[JURIST] A scheduled May 10 referendum [JURIST news archive] on a new constitution proposed by Myanmar's ruling junta is a "sham" designed to legitimize military rule, according to a report [text; press release] released Thursday by Human Rights Watch (HRW) [advocacy website]. HRW criticized the military government for arresting opposition activists and repressing media coverage in the lead-up to the referendum, saying:
The environment in Burma prior to the referendum has been one of continuing intimidation of the political opposition and general populace, denial of basic freedoms of expression, association, and assembly, and arbitrary arrests and detention. Under such widespread repression and a pervasive climate of fear, no free and fair referendum can take place in Burma.Opposition groups such as the National League for Democracy (NLD) led by Aung San Suu Kyi [JURIST news archive] have urged citizens to reject [JURIST report] the proposed constitution put forth by the military government, themselves labeling the referendum a "sham". In April, UN Special Rapporteur on Myanmar Paulo Sergio Pinheiro [official profile] told Reuters in an interview that Myanmar is completely ill-prepared to hold a national constitutional referendum [JURIST report] as part of a democratic political transition. AFP has more.

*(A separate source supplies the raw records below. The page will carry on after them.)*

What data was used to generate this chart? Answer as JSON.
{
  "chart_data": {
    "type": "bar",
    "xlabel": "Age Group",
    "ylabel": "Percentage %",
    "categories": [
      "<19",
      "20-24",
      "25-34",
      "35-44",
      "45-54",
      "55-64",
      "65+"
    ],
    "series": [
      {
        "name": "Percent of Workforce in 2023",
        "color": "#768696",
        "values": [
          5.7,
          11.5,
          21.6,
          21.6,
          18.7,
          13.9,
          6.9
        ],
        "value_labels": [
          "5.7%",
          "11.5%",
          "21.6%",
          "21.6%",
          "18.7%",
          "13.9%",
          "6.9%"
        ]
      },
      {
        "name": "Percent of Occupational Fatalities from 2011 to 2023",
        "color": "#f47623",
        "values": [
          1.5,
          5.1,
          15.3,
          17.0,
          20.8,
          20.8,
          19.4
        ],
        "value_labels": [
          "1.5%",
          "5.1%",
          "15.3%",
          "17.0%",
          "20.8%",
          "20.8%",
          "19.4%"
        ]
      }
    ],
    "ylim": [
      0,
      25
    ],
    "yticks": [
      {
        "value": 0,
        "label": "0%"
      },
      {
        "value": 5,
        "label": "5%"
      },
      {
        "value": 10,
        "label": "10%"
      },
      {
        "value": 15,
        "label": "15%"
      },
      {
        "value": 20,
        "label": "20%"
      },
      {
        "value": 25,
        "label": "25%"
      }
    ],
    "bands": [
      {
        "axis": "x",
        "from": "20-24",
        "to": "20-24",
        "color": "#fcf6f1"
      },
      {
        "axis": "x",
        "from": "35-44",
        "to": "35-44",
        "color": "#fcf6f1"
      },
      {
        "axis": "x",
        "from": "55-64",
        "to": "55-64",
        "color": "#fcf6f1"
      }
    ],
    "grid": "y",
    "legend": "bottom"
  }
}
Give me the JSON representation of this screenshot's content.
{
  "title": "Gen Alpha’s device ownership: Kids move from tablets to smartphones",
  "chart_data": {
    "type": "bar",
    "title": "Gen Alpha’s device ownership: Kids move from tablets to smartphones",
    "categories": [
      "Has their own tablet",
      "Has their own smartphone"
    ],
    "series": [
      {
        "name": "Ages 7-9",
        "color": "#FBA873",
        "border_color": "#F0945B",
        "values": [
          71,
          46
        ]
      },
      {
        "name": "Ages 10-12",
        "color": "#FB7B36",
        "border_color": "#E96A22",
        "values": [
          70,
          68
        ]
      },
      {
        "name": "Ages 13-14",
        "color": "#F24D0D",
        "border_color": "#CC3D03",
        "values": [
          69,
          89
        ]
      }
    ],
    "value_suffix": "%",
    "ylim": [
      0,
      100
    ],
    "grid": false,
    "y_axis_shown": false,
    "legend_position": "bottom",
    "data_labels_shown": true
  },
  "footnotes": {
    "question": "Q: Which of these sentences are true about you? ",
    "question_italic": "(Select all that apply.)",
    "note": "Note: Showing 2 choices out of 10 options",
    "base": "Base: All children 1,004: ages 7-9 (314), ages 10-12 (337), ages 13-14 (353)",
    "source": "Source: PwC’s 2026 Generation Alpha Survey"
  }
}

Since the military crackdown on monks and pro-democracy protesters in August-September 2007, foreign governments and intergovernmental bodies have responded in varying ways. International criticism may be partly responsible for the referendum being announced, in February 2008, but it will not ensure that the vote is conducted freely. Concerted public pressure and targeted sanctions by the military governments international supporters as well as its detractors is needed if there is to be any hope that real democratic progress, rather than further constitutional travesties, can be achieved.
In March, AP reported that the draft constitution reserves 25 percent of parliamentary seats for the military [JURIST report] and would also block pro-democracy leader Suu Kyi from seeking office. It is unclear whether the ruling junta will allow international observers of the referendum as requested by the opposition.